Widely differing views of the payday loan industry and a bill tightening state regulation of it are displayed during debate on the House floor.
The House has approved HB 656 and sent it to the Senate on a 99-57 vote.
The final vote came after a calmer debate on the House floor than the debate preceding initial approval. Debate might have been calmer, but it still displayed the sharp differences of opinion about the industry itself. Payday loans are short-term, high-interest notes typically given to tide a person over until payday. If not paid off, interest rate charges escalate into astronomical rates. The average Annual Percentage Rate on a payday loan taken out in Missouri totals 440%.
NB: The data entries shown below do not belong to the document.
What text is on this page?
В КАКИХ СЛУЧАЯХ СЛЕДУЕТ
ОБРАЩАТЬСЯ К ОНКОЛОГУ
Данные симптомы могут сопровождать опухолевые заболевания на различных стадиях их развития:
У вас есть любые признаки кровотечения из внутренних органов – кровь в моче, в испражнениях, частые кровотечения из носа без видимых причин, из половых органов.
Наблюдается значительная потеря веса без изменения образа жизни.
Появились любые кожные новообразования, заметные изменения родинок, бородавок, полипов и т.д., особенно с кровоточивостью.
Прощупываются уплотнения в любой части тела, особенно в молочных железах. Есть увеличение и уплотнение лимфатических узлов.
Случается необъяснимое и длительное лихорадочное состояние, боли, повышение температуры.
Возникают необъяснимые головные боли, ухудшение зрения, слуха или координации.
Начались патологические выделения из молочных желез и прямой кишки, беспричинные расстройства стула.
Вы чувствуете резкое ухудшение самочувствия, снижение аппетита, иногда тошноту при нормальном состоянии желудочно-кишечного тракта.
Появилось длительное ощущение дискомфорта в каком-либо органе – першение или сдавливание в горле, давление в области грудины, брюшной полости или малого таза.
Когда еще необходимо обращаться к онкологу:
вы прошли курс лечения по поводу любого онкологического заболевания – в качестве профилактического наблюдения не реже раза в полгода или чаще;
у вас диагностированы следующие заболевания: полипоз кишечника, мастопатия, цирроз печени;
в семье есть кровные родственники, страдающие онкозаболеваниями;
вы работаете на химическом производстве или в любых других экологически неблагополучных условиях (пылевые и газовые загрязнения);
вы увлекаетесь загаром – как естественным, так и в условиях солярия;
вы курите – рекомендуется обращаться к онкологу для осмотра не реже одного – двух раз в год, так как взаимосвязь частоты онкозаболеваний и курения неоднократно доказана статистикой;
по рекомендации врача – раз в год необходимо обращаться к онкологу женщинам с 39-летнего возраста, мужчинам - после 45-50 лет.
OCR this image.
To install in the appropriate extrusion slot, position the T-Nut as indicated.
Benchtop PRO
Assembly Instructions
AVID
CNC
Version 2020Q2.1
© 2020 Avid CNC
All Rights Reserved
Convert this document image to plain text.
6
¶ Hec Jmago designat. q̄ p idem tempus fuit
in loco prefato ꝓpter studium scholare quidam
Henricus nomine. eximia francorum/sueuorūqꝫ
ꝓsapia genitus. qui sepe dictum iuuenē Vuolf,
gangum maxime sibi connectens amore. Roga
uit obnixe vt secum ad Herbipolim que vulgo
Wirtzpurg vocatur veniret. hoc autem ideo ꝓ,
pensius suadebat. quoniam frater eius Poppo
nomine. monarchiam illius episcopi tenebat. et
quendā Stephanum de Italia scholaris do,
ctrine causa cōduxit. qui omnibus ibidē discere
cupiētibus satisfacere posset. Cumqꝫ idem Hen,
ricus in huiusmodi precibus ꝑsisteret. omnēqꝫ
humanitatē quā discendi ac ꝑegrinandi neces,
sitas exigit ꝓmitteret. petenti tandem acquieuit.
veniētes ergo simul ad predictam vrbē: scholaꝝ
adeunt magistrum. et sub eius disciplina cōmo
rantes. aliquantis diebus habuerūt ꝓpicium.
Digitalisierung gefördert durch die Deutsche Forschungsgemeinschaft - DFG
Rep. Mary Still (D-Columbia), the chief critic of the legislation, claims the bill allows a maximum APR of 1,564%. She claims HB 656 merely enforces the status quo and continues to allow the industry to entrap financially strapped and naïve consumers into a cycle of debt.
Supporters dismiss her calculations, claiming they are misleading, since a payday loan is short-term, never meant to be outstanding for a year or more. Rep. Dave Schatz (R-Sullivan) insists they provide a service other lending institutions, such as banks, do not. Supporters also contend the industry is important to Missouri, employing some 10,000 workers.
Debate during the amendment process became increasingly heated. Critics assailed the bill. Supporters claimed their criticism went too far and became personal.